Para ilmuwan sepakat bahwa untuk menciptakan lebih banyak pakar AI, pengguna di masa depan dapat mempersenjatai mereka dengan alat dan pelatihan untuk membuatnya lebih baik, tetapi berpendapat bahwa sistem ini sudah cukup fleksibel.
Meski begitu, mereka mengakui bahwa laboratory virtual memiliki batasannya. Sistem AI kadang -kadang dapat membuat fakta berdasarkan data yang keliru atau tidak lengkap, seperti ketika versi awal gambaran AI Google menyarankan menempatkan lem ke dalam saus pizza atau makan batu sehari.
Untuk meminimalkan kesalahan semacam ini, tim memasukkan kritik ilmiah AI sebagai bagian dari lab online untuk mempertanyakan pernyataan dari anggota kelompok lainnya, dan sering membuat laboratory melakukan beberapa pertemuan pada pertanyaan yang sama untuk melihat apakah mereka sampai pada kesimpulan yang sama. Pada akhirnya, laboratory virtual masih mengandalkan seorang ahli manusia yang dapat memandu AI, memeriksa pekerjaannya, dan menguji pernyataannya dalam kehidupan nyata.

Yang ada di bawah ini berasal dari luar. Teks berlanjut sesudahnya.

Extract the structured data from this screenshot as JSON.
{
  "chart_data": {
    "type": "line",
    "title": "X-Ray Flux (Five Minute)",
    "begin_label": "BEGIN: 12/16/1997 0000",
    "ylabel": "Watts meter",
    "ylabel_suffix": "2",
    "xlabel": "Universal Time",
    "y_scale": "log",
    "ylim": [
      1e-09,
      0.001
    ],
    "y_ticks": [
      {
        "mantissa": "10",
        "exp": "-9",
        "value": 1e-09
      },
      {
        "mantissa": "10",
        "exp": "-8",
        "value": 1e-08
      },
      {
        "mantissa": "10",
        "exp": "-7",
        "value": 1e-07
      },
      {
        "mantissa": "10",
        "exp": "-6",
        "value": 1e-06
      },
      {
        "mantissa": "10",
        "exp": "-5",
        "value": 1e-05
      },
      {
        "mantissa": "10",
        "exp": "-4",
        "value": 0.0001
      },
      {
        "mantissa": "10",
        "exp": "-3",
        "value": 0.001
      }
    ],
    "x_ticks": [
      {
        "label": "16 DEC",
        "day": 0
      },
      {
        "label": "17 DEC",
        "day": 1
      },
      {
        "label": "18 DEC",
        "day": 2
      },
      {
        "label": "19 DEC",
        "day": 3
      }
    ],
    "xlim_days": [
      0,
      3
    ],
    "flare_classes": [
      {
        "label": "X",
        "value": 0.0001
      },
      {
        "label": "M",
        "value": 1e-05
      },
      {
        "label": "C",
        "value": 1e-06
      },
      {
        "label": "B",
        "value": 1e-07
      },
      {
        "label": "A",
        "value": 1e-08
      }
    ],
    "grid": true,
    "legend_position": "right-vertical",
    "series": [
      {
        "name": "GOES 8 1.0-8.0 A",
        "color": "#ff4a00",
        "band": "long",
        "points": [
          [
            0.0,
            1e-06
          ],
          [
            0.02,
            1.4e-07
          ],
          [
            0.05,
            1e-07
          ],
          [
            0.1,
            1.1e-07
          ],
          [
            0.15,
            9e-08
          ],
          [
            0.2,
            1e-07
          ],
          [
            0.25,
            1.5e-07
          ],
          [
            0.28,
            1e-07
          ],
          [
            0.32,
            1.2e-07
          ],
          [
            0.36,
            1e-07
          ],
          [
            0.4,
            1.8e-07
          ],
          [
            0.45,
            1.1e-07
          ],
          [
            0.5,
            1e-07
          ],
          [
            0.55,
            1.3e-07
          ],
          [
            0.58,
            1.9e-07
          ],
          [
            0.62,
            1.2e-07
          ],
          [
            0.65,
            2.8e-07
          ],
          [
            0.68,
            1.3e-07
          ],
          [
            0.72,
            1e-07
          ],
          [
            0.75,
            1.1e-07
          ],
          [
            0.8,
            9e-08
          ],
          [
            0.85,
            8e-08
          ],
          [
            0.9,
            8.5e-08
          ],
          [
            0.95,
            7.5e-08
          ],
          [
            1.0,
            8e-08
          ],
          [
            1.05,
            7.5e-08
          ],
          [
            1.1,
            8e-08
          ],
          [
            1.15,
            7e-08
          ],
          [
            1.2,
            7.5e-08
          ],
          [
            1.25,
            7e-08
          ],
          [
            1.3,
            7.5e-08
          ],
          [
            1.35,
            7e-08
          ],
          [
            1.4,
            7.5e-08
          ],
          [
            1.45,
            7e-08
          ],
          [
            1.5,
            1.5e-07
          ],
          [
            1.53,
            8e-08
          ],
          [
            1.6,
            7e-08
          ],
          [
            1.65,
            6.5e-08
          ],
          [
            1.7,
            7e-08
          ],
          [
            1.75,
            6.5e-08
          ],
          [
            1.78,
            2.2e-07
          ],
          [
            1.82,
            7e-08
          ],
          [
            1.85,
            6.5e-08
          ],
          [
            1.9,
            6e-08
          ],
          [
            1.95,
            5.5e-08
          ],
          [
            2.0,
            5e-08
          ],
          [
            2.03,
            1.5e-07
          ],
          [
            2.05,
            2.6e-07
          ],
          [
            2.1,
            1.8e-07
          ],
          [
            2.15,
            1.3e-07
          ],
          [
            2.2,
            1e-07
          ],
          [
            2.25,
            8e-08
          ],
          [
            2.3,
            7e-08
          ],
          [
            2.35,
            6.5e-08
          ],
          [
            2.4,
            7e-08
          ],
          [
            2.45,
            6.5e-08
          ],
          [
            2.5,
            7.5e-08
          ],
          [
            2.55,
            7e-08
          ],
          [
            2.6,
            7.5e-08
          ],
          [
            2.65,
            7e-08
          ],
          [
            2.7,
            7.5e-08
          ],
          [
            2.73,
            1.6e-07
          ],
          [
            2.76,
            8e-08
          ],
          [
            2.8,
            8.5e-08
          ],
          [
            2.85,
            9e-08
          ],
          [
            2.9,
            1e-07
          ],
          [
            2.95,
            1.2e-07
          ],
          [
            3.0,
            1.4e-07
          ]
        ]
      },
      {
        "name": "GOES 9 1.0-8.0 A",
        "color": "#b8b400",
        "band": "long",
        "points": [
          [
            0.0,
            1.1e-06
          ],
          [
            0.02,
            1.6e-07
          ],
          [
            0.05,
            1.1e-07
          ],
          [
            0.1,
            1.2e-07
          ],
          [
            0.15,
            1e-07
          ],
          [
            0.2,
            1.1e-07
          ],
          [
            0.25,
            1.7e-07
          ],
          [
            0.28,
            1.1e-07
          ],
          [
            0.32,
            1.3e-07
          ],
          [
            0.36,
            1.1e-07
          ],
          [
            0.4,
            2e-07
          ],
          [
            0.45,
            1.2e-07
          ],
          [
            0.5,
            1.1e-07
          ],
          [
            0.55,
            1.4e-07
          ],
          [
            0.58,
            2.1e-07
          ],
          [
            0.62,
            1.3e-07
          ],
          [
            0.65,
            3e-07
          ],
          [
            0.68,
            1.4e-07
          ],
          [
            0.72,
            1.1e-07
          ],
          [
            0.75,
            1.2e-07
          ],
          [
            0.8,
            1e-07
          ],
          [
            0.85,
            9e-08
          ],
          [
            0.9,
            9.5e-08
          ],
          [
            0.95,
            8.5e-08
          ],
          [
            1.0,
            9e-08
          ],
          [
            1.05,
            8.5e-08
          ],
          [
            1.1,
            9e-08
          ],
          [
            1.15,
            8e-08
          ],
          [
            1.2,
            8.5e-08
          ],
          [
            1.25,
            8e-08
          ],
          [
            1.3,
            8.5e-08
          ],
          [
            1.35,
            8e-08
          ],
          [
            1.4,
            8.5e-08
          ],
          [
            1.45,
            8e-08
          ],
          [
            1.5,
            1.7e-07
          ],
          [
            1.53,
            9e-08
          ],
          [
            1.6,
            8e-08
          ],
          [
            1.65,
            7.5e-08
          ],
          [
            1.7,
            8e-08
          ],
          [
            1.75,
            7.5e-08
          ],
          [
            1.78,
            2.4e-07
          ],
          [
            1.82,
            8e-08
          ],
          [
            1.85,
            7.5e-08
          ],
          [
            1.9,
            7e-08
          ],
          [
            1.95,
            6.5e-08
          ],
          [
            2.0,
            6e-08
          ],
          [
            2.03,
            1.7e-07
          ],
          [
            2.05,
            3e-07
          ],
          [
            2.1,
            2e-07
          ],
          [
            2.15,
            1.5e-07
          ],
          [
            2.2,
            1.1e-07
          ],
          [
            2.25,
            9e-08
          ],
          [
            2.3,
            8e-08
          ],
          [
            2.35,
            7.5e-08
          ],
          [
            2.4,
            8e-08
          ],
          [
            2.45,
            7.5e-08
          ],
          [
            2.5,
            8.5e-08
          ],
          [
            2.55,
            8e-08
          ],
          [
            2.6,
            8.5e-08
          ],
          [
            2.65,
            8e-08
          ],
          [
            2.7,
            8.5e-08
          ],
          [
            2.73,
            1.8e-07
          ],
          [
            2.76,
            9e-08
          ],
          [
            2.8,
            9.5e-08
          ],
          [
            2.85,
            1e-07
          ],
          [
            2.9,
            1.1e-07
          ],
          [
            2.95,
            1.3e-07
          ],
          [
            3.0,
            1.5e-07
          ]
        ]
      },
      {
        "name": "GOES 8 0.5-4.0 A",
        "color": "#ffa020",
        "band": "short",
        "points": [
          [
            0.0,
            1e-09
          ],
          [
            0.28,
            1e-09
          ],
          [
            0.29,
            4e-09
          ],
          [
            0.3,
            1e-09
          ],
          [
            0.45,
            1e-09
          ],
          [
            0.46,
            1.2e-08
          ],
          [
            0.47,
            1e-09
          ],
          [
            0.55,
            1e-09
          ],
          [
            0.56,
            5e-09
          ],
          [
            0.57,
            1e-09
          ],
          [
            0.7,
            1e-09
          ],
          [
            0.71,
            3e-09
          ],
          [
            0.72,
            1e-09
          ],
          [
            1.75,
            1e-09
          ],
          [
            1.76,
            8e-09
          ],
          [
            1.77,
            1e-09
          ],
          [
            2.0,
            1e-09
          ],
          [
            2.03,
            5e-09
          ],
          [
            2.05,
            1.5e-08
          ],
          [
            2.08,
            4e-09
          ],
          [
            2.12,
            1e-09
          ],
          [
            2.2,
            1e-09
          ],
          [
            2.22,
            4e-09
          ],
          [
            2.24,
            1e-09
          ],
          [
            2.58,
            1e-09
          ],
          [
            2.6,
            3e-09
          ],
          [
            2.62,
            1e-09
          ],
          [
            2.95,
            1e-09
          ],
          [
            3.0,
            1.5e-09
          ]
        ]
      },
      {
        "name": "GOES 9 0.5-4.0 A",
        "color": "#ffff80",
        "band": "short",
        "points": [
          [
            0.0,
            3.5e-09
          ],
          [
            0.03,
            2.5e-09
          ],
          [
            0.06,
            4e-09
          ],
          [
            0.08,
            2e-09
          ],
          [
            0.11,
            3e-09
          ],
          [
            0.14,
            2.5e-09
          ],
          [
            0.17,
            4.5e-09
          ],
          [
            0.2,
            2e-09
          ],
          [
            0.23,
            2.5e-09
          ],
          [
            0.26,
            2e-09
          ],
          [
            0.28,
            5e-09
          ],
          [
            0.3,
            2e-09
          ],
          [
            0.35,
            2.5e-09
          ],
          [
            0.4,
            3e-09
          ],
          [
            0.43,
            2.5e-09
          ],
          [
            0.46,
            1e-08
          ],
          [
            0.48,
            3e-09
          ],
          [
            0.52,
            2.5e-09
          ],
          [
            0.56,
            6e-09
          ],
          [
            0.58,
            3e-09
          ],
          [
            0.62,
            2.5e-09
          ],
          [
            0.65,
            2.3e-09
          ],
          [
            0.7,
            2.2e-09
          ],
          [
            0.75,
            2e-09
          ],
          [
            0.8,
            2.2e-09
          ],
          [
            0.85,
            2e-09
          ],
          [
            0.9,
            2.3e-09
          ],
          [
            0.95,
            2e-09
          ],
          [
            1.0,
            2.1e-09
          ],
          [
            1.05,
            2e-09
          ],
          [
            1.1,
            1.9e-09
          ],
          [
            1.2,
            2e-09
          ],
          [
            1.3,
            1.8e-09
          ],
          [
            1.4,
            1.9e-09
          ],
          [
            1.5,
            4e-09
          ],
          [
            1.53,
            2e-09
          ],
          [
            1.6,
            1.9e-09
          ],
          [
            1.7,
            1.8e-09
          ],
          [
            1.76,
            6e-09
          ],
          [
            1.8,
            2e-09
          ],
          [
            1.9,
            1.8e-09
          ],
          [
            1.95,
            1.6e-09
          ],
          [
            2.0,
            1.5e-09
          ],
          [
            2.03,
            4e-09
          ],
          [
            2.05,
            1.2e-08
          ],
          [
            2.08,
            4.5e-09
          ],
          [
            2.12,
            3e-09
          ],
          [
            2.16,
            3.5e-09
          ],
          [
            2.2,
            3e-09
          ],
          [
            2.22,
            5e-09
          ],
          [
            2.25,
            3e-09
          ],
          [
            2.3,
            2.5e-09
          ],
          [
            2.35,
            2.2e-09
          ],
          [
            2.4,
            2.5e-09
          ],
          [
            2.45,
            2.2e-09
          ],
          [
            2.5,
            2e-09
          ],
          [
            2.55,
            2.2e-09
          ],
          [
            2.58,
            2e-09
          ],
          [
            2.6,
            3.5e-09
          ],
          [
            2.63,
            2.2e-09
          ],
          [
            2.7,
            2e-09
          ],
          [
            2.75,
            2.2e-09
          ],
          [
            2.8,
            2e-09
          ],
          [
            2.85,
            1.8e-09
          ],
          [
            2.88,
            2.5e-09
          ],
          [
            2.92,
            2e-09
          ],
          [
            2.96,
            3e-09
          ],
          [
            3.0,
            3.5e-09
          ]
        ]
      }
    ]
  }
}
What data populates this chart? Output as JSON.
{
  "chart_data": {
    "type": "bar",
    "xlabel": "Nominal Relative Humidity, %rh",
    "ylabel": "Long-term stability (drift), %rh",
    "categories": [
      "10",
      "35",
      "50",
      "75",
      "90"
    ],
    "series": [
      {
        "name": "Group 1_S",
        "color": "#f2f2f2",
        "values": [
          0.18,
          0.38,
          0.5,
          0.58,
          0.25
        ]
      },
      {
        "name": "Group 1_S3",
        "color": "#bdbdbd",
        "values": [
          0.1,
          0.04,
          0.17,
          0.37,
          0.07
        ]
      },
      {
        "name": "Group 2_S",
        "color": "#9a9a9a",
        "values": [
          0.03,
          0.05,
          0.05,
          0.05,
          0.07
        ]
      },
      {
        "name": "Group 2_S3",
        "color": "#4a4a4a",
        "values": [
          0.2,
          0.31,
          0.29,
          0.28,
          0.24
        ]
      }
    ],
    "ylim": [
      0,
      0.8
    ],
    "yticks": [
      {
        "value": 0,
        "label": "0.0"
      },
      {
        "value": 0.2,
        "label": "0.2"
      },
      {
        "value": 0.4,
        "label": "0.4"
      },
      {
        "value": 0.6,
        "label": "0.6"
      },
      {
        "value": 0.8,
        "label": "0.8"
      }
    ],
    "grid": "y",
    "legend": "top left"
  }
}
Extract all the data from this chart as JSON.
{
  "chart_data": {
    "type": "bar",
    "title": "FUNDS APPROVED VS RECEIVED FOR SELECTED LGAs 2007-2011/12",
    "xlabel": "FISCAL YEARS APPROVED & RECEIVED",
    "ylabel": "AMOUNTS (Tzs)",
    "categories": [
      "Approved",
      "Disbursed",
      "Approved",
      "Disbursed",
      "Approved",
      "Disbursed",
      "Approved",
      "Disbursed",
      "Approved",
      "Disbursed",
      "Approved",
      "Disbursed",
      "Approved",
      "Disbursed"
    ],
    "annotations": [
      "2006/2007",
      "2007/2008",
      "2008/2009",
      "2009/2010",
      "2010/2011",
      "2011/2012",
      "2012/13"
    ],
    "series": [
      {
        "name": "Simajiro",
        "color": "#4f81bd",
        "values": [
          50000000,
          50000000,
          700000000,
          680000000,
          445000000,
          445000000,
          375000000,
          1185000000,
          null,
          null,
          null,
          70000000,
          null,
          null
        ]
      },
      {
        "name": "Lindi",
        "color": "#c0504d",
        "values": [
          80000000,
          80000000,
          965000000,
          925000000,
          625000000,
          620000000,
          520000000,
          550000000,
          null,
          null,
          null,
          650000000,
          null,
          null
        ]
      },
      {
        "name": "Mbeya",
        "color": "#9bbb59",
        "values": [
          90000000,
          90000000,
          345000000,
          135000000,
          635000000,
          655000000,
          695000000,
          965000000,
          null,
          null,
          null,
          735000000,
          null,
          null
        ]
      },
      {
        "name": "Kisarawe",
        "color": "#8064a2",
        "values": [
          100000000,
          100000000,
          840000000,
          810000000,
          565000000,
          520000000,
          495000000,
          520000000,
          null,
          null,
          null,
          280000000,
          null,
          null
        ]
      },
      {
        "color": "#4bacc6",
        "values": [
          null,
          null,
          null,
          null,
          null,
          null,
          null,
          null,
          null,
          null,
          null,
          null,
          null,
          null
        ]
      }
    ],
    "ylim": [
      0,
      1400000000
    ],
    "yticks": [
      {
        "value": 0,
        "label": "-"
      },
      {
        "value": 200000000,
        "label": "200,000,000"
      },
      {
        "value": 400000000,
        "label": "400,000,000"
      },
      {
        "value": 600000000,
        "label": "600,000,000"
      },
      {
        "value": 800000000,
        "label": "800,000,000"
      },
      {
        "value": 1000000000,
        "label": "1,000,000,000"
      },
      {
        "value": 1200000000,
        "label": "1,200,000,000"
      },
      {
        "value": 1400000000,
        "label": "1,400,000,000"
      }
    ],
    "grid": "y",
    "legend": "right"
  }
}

Para peneliti juga mencatat bahwa sementara nanobodi mungkin responsif dalam cawan Petri, tubuh manusia jauh lebih rumit, jadi menggunakan molekul -molekul ini sebagai pengobatan akan membutuhkan pengujian yang jauh lebih banyak sebelum para ilmuwan tahu apakah nanobodi benar -benar akan bekerja pada orang.
Terlepas dari keterbatasan ini, baik Zou dan Pak berpendapat bahwa lab virtual menawarkan alat yang berharga untuk penelitian lintas bidang. “Kami benar -benar fokus pada penelitian eksplorasi yang bisa – di tangan orang lain – bermanfaat,” kata Pak. “Saya agak senang menguji ini dengan pertanyaan ilmiah yang berbeda … Saya berharap untuk mencobanya dengan proyek lain yang telah kami lakukan di laboratorium.”